This report deals with analysis of the ToothGrowth data in the R datasets package. The data is set of 60 observations, length of odontoblasts (teeth) in each of 10 guinea pigs at each of three dose levels of Vitamin C (0.5, 1 and 2 mg) with each of two delivery methods (orange juice or ascorbic acid).
library(datasets)
library(ggplot2)
ggplot(data=ToothGrowth, aes(x=as.factor(dose), y=len, fill=supp)) +
geom_bar(stat="identity",) +
facet_grid(. ~ supp) +
xlab("Dose in miligrams") +
ylab("Tooth length") +
guides(fill=guide_legend(title="Supplement type"))
As can be seen above, there is a clear positive correlation between the tooth length and the dose levels of Vitamin C, for both delivery methods.
The effect of the dose can also be identified using regression analysis. One interesting question that can also be addressed is whether the supplement type (i.e. orange juice or ascorbic acid) has any effect on the tooth length. In other words, how much of the variance in tooth length, if any, can be explained by the supplement type?

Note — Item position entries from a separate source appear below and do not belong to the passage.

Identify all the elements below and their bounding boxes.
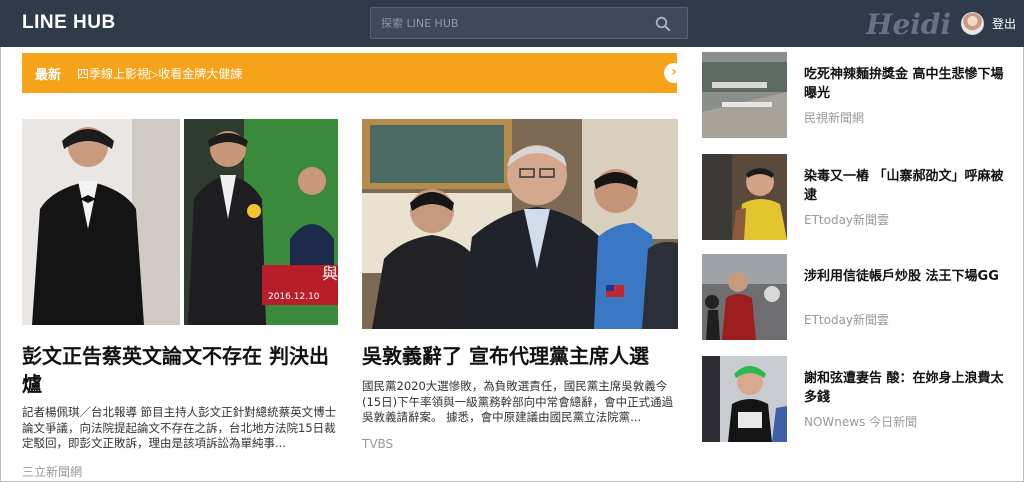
svg-text:與: 與 (322, 264, 338, 283)
photo-caption: 2016.12.10 (268, 292, 320, 302)
side-news-photo[interactable] (702, 254, 787, 340)
side-news-source: 民視新聞網 (804, 111, 865, 125)
side-news-source: ETtoday新聞雲 (804, 313, 890, 327)
article-source: TVBS (362, 437, 394, 451)
side-news-title[interactable]: 謝和弦遭妻告 酸：在妳身上浪費太多錢 (804, 369, 1009, 407)
article-source: 三立新聞網 (22, 465, 83, 479)
article-desc: 記者楊佩琪／台北報導 節目主持人彭文正針對總統蔡英文博士論文爭議，向法院提起論文… (22, 405, 337, 450)
article-desc: 國民黨2020大選慘敗，為負敗選責任，國民黨主席吳敦義今(15日)下午率領與一級… (362, 379, 674, 424)
side-news-photo[interactable] (702, 52, 787, 138)
user-avatar[interactable] (961, 12, 984, 35)
chevron-right-icon[interactable]: › (664, 63, 684, 83)
top-bar: LINE HUB Heidi 登出 (0, 0, 1024, 47)
article-photo[interactable] (362, 119, 678, 329)
side-news-item[interactable]: 謝和弦遭妻告 酸：在妳身上浪費太多錢 NOWnews 今日新聞 (702, 356, 1012, 444)
site-logo[interactable]: LINE HUB (22, 12, 116, 34)
side-news-source: NOWnews 今日新聞 (804, 415, 918, 429)
search-icon[interactable] (655, 16, 671, 32)
banner-tag: 最新 (35, 68, 62, 83)
article-title[interactable]: 吳敦義辭了 宣布代理黨主席人選 (362, 342, 682, 370)
side-news-source: ETtoday新聞雲 (804, 213, 890, 227)
search-box[interactable] (370, 7, 688, 39)
side-news-title[interactable]: 吃死神辣麵拚獎金 高中生悲慘下場曝光 (804, 65, 1009, 103)
side-news-title[interactable]: 涉利用信徒帳戶炒股 法王下場GG (804, 267, 1009, 286)
article-photo[interactable]: 與 2016.12.10 (22, 119, 338, 325)
banner-text[interactable]: 四季線上影視▷收看金牌大健諫 (77, 65, 242, 82)
side-news-photo[interactable] (702, 154, 787, 240)
signature-watermark: Heidi (866, 8, 952, 41)
side-news-item[interactable]: 涉利用信徒帳戶炒股 法王下場GG ETtoday新聞雲 (702, 254, 1012, 342)
side-news-title[interactable]: 染毒又一樁 「山寨郝劭文」呼麻被逮 (804, 167, 1009, 205)
logout-link[interactable]: 登出 (992, 15, 1016, 32)
article-title[interactable]: 彭文正告蔡英文論文不存在 判決出爐 (22, 342, 342, 398)
latest-banner[interactable]: 最新 四季線上影視▷收看金牌大健諫 › (22, 53, 684, 93)
side-news-photo[interactable] (702, 356, 787, 442)
side-news-item[interactable]: 吃死神辣麵拚獎金 高中生悲慘下場曝光 民視新聞網 (702, 52, 1012, 140)
search-input[interactable] (371, 8, 651, 38)
side-news-item[interactable]: 染毒又一樁 「山寨郝劭文」呼麻被逮 ETtoday新聞雲 (702, 154, 1012, 242)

fit <- lm(len ~ dose + supp, data=ToothGrowth)
summary(fit)
##
## Call:
## lm(formula = len ~ dose + supp, data = ToothGrowth)
##
## Residuals:
## Min 1Q Median 3Q Max
## -6.600 -3.700 0.373 2.116 8.800
##
## Coefficients:
## Estimate Std. Error t value Pr(>|t|)
## (Intercept) 9.273 1.282 7.23 1.3e-09 ***
## dose 9.764 0.877 11.14 6.3e-16 ***
## suppVC -3.700 1.094 -3.38 0.0013 **
## ---
## Signif. codes: 0 '***' 0.001 '**' 0.01 '*' 0.05 '.' 0.1 ' ' 1
##
## Residual standard error: 4.24 on 57 degrees of freedom
## Multiple R-squared: 0.704, Adjusted R-squared: 0.693
## F-statistic: 67.7 on 2 and 57 DF, p-value: 8.72e-16
The model explains 70% of the variance in the data. The intercept is 9.273, meaning that with no supplement of Vitamin C, the average tooth length is 9.273 units. The coefficient of dose is 9.764 units which can be interpreted as increasing the delivered dose 1 mg, all else equal (i.e. no change in the supplement type), would increase the tooth length 9.764 units. The last coefficient is for the supplement type. Since the supplement type is a categorical variable, dummy variables are used. The computed coefficient is for suppVC and the value is -3.700, meaning that delivering a given dose as ascorbic acid, without changing the dose, would result in 3.7 units of decrease in the tooth length. Since there are only two categories, we can also conclude that on average, delivering the dosage as orange juice would increase the tooth length by 3.7 units.
confint(fit)
## 2.5 % 97.5 %
## (Intercept) 6.705 11.84
## dose 8.008 11.52
## suppVC -5.890 -1.51
The confidence intervals mean that if we collect a different set of data and estimate parameters of the linear model many times, 95% of the time, the coefficient estimations will be in these ranges. For each coefficient (i.e. intercept, dose and suppVC), the null hypothesis is that the coefficients are zero, meaning that no tooth length variation is explained by that variable. All p-values are less than 0.05, rejecting the null hypothesis and suggesting that each variable explains a significant portion of variability in tooth length, assuming the significance level is 5%.